SEOUL (Reuters) - Some 110 people aboard a South Korean sightseeing ship were rescued by fishing boats after the vessel ran aground near a rocky island on Tuesday, reviving tragic memories of a ferry disaster earlier this year in which hundreds of people drowned.
The coast guard said in a statement that it had asked the fishing boats to assist after receiving a distress call, as it would have taken its patrol vessels longer to reach the stricken vessel.
The ship was stranded a short distance from the island of Hong-do, about 100 km (60 miles) off the southwest coast. Television images showed the vessel to be listing slightly, but it did not appear to be sinking.
Three people suffered minor injuries during the incident, a coast guard official told Reuters by telephone.
South Korea was plunged into grief and anger after the Sewol ferry sank on April 16 killing more than 300 people, most of them school children, in the country's worst maritime disaster in 44 years.

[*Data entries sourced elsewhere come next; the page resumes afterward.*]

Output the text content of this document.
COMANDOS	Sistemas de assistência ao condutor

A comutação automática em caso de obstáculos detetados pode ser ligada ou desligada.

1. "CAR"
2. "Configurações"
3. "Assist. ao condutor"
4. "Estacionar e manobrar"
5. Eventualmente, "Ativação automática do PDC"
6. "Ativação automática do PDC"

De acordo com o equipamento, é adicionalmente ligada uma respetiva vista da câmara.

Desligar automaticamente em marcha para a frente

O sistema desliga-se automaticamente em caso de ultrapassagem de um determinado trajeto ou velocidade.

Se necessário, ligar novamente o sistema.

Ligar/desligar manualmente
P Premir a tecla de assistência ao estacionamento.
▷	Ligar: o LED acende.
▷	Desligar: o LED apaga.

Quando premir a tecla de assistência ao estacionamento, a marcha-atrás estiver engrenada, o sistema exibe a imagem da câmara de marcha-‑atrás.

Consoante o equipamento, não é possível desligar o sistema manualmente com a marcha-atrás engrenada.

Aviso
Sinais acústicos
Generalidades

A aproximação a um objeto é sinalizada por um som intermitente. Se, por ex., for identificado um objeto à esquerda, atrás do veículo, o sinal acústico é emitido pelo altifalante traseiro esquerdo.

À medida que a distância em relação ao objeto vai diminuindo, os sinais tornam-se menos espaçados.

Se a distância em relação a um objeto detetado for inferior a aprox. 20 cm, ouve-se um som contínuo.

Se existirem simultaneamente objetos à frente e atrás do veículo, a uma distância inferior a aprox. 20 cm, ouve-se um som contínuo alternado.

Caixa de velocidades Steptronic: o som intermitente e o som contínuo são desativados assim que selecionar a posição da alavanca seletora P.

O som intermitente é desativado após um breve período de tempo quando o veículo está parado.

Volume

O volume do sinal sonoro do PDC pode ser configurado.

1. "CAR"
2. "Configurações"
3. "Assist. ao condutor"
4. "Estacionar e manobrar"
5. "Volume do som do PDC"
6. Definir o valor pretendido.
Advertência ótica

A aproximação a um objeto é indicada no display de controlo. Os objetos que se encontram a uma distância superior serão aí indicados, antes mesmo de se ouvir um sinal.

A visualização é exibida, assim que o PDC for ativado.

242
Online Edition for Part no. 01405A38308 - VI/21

The Sewol was found to be structurally defective, overloaded with cargo and had insufficient water in the ballast tank for balance when it capsized making a sharp turn.
Of the 476 people on board, 294 were killed, many of them students on a class trip. Ten people remain missing.
President Park Geun-hye's government came under sharp criticism for the handling of the disaster. It has decided to break up the coast guard, which was accused of being slow and ineffective, in order to create a new centralized rescue agency.